Vista a camisa, de Julia Saldanha  (Foto: divulgação)

No corre: conheça 10 artistas que falam da arte como trabalho

A dificuldade de ser reconhecido como trabalhador e trabalhadora é uma espécie de sina para quem faz arte no Brasil. Um imaginário histórico de apagamento do lugar do trabalho na atuação artística e cultural se mantém, como se, muitas vezes, apenas a fruição e a criação pudessem ser lembradas. Nos últimos anos, no campo das políticas culturais, há um movimento para a regulação dos direitos trabalhistas básicos para trabalhadores do campo. No campo artístico, há diversos artistas que explicitam debates, muitas vezes silenciados e naturalizados, nas relações do Sistema da Arte, sobre o que é ser trabalhador da arte hoje. 

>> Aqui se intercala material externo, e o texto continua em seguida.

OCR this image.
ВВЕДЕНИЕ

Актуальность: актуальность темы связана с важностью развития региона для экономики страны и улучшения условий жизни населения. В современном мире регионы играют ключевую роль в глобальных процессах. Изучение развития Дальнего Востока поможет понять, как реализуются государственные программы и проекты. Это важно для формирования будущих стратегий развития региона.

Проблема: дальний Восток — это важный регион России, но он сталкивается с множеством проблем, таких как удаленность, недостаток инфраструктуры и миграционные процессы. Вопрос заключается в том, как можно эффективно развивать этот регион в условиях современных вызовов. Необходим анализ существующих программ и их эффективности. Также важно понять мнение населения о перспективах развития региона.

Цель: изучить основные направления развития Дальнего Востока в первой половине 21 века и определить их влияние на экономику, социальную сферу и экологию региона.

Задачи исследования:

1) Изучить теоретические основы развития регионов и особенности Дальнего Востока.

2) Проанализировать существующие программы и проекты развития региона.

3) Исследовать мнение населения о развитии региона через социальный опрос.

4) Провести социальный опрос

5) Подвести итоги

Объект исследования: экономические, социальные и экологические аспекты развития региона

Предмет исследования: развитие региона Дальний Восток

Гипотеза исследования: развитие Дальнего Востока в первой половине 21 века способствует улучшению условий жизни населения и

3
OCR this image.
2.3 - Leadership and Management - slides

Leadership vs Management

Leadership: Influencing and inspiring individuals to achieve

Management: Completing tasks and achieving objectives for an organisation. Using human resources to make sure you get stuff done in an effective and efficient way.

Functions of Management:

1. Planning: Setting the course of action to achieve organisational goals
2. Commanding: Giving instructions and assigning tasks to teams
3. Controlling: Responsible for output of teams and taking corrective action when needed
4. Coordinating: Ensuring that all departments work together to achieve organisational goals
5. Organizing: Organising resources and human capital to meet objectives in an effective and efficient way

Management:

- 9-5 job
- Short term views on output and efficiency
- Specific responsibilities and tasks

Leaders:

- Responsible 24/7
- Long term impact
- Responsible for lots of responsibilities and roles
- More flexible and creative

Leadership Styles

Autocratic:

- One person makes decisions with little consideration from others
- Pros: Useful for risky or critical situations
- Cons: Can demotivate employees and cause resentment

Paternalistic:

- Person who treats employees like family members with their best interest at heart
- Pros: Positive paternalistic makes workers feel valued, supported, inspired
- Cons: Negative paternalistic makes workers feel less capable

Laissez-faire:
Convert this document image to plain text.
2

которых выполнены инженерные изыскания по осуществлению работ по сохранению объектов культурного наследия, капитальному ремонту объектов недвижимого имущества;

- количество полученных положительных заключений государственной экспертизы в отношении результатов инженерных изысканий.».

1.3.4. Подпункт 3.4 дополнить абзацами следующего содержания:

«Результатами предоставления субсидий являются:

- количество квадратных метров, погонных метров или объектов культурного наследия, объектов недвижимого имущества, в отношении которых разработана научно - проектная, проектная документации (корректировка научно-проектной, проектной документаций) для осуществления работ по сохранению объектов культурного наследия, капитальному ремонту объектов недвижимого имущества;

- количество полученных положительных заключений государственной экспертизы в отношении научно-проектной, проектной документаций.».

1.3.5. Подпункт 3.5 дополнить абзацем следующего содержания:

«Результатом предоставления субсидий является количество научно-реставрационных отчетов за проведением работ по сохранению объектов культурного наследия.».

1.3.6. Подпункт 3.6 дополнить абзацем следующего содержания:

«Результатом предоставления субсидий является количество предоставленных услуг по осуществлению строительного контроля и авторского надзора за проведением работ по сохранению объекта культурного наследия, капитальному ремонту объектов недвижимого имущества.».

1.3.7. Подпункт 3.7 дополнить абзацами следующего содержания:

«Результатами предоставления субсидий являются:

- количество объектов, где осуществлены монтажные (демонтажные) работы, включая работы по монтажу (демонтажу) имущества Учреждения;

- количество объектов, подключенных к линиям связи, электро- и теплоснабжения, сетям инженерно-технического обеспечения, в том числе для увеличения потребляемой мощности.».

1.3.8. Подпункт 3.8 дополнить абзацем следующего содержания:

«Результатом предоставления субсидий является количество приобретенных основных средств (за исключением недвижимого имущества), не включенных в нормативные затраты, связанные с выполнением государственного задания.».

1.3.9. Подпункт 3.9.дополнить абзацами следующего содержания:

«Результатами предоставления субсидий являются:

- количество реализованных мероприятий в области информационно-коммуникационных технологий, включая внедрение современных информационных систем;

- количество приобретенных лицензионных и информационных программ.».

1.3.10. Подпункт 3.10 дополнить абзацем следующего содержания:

É o caso de Vista a Camisa, da artista Julia Saldanha. A frase simbólica, do mundo do trabalho, é também válida para os espaços de arte. Na parte da frente da camisa, uma série de estampas fala das condições precarizadas dos trabalhadores, como a que diz em sua frente “MEI” e nas costas “artista trabalhando”. O trabalho acontece em uma lógica de reprodução, multiplicação, ou seja, ao longo do tempo, várias pessoas foram usando a camisa, espalhando por aí, como uma manifesto, que, sim, artista é trabalhador. 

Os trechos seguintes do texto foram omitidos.